DORALI ABARCA
Me permití ver la película (indagando en páginas de dudosa procedencia, pues en México aún no se estrena). Y en esta ocasión también me permito reflexionar desde las interpretaciones que esta cinta nos ofrece en el contexto de nuestra sociedad contemporánea.
Las redes sociales han sido el medio principal para difundir y debatir los paradigmas alrededor de Emilia Pérez, una película francesa ambientada en un contexto mexicano. En esta “guerra ambivalente” de la sociedad red, encontramos contenido crítico que nos invita a reflexionar sobre cómo el consumo cultural globalizado está sobrepasándonos, pero también ridiculizando y distorsionando nuestras realidades. Bertrand Russell decía que “la ridiculización es una herramienta poderosa que puede influir más que la verdad cuando el poder está en juego”, y este fenómeno no es ajeno a cómo el capitalismo tardío convierte incluso la crítica social en un producto más del mercado, como señala Slavoj Žižek. La cinta, más allá de sus fallas, es una oportunidad para pensar en estas prácticas culturales que afectan tanto la manera en que nos representamos como la forma en que nos perciben desde otras latitudes.

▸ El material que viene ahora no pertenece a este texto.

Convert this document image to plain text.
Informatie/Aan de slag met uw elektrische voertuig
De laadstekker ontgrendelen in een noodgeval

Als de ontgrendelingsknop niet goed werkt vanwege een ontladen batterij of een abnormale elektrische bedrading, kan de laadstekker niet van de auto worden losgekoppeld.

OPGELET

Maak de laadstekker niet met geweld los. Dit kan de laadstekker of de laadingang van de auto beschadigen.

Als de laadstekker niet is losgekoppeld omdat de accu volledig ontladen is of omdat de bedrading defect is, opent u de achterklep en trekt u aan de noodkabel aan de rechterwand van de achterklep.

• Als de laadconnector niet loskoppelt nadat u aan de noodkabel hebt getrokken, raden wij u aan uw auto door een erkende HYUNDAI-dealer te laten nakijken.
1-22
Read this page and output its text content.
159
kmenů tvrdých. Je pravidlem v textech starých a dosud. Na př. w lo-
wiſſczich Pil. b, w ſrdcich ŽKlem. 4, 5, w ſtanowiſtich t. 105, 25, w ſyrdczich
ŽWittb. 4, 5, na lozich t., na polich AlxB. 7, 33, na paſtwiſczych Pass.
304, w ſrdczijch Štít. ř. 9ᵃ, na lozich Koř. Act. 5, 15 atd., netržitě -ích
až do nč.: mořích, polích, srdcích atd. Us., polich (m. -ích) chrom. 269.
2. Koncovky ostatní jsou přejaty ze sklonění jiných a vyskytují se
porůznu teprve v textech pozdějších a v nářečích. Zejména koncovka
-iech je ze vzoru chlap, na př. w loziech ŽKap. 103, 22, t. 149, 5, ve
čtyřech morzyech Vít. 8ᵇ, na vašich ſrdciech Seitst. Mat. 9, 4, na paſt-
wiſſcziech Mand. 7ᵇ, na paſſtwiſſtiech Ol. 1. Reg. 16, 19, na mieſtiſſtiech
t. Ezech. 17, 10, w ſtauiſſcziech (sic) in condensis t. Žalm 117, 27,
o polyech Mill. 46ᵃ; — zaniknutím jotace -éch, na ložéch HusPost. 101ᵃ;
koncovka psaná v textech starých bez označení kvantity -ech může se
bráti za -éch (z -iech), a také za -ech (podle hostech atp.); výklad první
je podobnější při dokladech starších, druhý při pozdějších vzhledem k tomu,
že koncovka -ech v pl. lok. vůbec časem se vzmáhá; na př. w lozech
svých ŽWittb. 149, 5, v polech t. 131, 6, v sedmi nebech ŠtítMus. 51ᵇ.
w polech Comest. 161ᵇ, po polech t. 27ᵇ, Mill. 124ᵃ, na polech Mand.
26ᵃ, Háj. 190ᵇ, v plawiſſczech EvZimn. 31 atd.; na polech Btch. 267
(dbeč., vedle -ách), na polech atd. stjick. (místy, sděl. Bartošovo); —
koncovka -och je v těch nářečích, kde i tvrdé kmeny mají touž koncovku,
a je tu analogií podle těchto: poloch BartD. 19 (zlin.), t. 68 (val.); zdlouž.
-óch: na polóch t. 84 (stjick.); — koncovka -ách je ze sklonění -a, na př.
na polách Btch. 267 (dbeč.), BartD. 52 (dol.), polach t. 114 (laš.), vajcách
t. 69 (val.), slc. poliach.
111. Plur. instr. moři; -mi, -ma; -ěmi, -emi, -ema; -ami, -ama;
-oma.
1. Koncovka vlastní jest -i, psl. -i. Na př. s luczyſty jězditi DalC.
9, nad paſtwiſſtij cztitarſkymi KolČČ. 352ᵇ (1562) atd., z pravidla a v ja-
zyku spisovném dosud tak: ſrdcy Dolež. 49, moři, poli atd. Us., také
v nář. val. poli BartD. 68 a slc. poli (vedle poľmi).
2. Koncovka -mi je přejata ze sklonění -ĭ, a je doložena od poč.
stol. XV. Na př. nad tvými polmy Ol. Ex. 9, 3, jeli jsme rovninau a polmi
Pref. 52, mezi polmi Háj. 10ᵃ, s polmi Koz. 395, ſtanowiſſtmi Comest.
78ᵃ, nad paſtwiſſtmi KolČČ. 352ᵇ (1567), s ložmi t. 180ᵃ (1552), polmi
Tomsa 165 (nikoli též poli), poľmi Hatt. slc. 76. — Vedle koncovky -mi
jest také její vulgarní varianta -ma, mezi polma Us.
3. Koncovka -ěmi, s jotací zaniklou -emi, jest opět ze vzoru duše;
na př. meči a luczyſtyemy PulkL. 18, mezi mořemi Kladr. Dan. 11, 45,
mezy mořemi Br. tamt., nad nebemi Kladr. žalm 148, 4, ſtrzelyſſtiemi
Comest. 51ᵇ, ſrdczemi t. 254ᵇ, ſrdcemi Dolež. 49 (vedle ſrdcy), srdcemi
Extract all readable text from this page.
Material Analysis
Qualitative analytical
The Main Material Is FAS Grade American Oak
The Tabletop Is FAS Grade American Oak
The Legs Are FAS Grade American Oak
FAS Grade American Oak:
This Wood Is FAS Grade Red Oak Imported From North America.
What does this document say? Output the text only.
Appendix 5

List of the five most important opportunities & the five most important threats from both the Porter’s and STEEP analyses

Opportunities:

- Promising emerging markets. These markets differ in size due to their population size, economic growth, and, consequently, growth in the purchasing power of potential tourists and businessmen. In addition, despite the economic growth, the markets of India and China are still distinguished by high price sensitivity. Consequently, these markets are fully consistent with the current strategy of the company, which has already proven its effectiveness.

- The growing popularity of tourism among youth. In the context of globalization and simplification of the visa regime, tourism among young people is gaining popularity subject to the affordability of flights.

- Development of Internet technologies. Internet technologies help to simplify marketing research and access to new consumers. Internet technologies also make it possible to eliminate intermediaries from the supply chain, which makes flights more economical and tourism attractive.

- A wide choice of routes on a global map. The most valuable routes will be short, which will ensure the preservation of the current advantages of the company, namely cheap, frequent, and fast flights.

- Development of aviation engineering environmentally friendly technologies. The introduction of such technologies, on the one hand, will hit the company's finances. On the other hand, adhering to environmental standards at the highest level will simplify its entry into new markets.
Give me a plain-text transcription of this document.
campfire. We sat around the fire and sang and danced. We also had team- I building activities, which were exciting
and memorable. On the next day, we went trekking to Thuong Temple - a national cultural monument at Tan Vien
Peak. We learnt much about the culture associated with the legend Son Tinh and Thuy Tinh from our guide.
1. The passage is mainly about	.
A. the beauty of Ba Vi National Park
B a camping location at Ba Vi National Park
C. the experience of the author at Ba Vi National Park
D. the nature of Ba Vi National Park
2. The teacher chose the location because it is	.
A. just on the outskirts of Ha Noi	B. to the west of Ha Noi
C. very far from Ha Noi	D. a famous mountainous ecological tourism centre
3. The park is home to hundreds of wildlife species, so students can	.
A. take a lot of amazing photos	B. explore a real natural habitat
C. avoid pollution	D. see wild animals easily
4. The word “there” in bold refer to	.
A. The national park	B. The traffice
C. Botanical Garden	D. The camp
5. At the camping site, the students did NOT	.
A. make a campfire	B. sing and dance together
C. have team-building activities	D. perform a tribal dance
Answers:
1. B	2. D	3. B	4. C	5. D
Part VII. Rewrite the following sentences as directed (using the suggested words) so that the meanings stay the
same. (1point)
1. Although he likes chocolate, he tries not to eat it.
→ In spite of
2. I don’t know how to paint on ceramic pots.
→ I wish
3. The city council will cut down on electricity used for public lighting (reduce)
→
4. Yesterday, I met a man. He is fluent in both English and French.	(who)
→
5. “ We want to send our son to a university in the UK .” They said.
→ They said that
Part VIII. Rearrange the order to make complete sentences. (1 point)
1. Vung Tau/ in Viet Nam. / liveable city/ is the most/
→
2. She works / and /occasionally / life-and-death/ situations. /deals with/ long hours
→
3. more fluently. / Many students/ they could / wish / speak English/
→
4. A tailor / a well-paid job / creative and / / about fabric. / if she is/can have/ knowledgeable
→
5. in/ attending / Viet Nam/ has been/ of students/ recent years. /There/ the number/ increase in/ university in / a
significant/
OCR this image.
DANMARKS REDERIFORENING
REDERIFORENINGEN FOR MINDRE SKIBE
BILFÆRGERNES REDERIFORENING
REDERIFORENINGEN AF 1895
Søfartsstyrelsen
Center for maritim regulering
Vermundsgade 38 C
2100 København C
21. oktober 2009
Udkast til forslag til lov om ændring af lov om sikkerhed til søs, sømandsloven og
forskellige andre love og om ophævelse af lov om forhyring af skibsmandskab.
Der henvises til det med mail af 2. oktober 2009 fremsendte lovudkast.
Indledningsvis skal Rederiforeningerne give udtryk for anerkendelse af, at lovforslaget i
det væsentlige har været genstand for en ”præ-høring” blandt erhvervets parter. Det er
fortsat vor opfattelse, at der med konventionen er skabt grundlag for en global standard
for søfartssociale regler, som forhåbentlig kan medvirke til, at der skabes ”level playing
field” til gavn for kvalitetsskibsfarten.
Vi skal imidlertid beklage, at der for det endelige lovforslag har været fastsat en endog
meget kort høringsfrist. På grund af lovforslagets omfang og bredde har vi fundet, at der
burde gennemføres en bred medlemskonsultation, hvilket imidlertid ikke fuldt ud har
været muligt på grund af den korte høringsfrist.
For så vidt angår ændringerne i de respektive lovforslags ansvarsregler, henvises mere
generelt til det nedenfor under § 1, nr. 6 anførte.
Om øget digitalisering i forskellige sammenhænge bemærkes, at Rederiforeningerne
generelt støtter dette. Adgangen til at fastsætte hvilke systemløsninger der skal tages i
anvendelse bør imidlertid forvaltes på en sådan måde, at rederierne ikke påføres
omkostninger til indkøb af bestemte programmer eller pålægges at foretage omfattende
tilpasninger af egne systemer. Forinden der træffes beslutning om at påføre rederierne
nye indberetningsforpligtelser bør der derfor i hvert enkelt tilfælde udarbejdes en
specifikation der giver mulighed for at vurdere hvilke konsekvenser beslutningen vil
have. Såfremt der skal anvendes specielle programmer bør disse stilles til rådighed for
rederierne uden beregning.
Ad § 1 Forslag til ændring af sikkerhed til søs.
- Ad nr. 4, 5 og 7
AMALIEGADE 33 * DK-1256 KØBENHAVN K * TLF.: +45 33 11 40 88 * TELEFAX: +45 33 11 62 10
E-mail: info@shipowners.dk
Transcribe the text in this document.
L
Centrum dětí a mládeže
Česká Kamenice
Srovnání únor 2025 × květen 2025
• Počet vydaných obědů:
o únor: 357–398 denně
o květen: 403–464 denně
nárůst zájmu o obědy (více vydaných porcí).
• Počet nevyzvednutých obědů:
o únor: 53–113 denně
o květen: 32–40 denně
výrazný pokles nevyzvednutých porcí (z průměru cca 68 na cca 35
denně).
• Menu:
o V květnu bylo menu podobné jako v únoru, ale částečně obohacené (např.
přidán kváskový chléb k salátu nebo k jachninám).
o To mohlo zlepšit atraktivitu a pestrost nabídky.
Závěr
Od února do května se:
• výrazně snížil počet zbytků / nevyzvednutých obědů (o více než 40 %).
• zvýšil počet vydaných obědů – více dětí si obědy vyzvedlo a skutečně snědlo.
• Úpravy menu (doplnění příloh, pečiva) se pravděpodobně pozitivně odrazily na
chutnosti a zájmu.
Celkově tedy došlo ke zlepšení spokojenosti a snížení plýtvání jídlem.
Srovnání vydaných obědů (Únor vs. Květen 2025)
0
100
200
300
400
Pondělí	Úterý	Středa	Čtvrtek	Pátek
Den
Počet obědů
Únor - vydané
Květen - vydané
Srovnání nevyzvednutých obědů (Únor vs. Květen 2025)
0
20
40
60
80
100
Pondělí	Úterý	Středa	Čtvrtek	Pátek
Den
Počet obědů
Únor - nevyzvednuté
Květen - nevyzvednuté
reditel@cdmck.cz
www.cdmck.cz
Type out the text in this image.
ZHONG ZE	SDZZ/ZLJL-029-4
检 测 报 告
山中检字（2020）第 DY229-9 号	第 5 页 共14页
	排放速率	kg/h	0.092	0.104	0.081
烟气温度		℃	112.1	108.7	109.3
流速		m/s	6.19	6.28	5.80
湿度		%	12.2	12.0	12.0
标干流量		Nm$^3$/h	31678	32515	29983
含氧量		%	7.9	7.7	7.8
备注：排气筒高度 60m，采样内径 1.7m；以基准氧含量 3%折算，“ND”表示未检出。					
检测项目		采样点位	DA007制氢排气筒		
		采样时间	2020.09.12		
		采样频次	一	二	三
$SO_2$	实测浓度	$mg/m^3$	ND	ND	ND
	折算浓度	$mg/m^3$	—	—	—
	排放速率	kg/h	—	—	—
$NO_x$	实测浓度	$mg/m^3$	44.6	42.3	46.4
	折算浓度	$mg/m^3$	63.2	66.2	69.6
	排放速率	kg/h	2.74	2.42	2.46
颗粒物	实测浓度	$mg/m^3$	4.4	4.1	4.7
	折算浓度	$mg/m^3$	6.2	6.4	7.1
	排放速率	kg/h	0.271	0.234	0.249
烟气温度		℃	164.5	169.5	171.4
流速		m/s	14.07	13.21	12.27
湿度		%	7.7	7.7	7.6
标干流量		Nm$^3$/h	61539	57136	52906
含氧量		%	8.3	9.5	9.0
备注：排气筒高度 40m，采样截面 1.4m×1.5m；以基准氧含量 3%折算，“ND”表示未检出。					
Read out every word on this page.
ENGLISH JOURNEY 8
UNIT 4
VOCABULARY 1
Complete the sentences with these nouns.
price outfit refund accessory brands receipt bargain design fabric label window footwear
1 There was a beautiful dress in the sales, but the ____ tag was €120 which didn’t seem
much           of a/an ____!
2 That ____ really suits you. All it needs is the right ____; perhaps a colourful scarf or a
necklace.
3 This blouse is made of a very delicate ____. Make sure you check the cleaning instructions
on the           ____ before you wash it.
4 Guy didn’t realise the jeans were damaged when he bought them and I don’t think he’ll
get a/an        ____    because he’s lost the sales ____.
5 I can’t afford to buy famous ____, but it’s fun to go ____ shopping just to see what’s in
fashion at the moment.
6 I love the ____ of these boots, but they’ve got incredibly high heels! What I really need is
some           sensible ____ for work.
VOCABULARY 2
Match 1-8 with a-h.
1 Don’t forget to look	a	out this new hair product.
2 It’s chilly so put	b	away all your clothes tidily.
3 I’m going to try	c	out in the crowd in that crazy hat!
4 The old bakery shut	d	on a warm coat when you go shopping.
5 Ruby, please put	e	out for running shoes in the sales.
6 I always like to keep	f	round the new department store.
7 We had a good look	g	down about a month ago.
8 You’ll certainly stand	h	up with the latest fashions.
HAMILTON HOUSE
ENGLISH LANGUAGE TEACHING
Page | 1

Leí en un post algo con lo que coincido plenamente: el cine no debería tener fronteras. Como dice Byung-Chul Han, “la interculturalidad no debería anular la especificidad cultural, sino permitir un espacio de diálogo y respeto”. Sin embargo, la narrativa audiovisual que propone esta película no genera diálogo, sino que tiende a perpetuar un eurocentrismo que desdibuja realidades locales. Problemáticas profundas como las desapariciones forzadas en México son abordadas de manera superficial y con un tono musical que se dirige a lo ofensivo. Este tipo de representaciones pueden tergiversar el mensaje, transformándolo en una caricatura de lo que realmente son las realidades sociales.
Uno de los problemas que salta a la vista en este filme es la falta de trabajo de campo. En nuestra sociedad moderna, cada vez hay menos interés por investigar y comprender otras culturas desde la experiencia directa; preferimos la comodidad de recopilar información desde nuestro contexto. Esto genera un “saqueo sin experiencia”, como lo llama Segato, que resulta en narrativas incompletas o insensibles hacia las problemáticas culturales que pretenden retratar. El cine se convierte en una herramienta que, en lugar de acercar culturas, refuerza jerarquías y exotismos.
Por otro lado, celebro que la colectividad latina resurja en el descontento ante este tipo de representaciones, y celebro los contenidos digitales que ayudan a comprender la problemática que expone de fondo la película. La crítica no es únicamente al director o a la producción, sino al sistema que permite que estas narrativas se reproduzcan sin un cuestionamiento profundo.
Finalmente, quiero hablar del doble discurso que permea esta película. Por un lado, glorifica a la comunidad trans y el blanco empoderamiento femenino, pero que paradójicamente refuerza estereotipos tradicionales que perpetúan la imagen patriarcalmente aceptada de las mujeres. Emilia, como “salvadora”, encarna un tropo clásico en el que las mujeres son exaltadas sólo a través de roles de sacrificio. Además, la figura del narcotraficante como cruel y sanguinario refuerza estereotipos que asocian la violencia exclusivamente con la cultura latinoamericana. María Lugones nos recuerda que “la colonialidad del poder se manifiesta en los cuerpos y subjetividades, dictando roles y normas aceptables”.
Si el cine pretende ser una herramienta de diálogo intercultural, es importante que no reproduzca narrativas que simplifican o deforman las experiencias culturales de otras sociedades. No se trata de que un director francés no pueda ambientar una película en México, sino de que la narrativa que transmite tenga respeto y profundidad.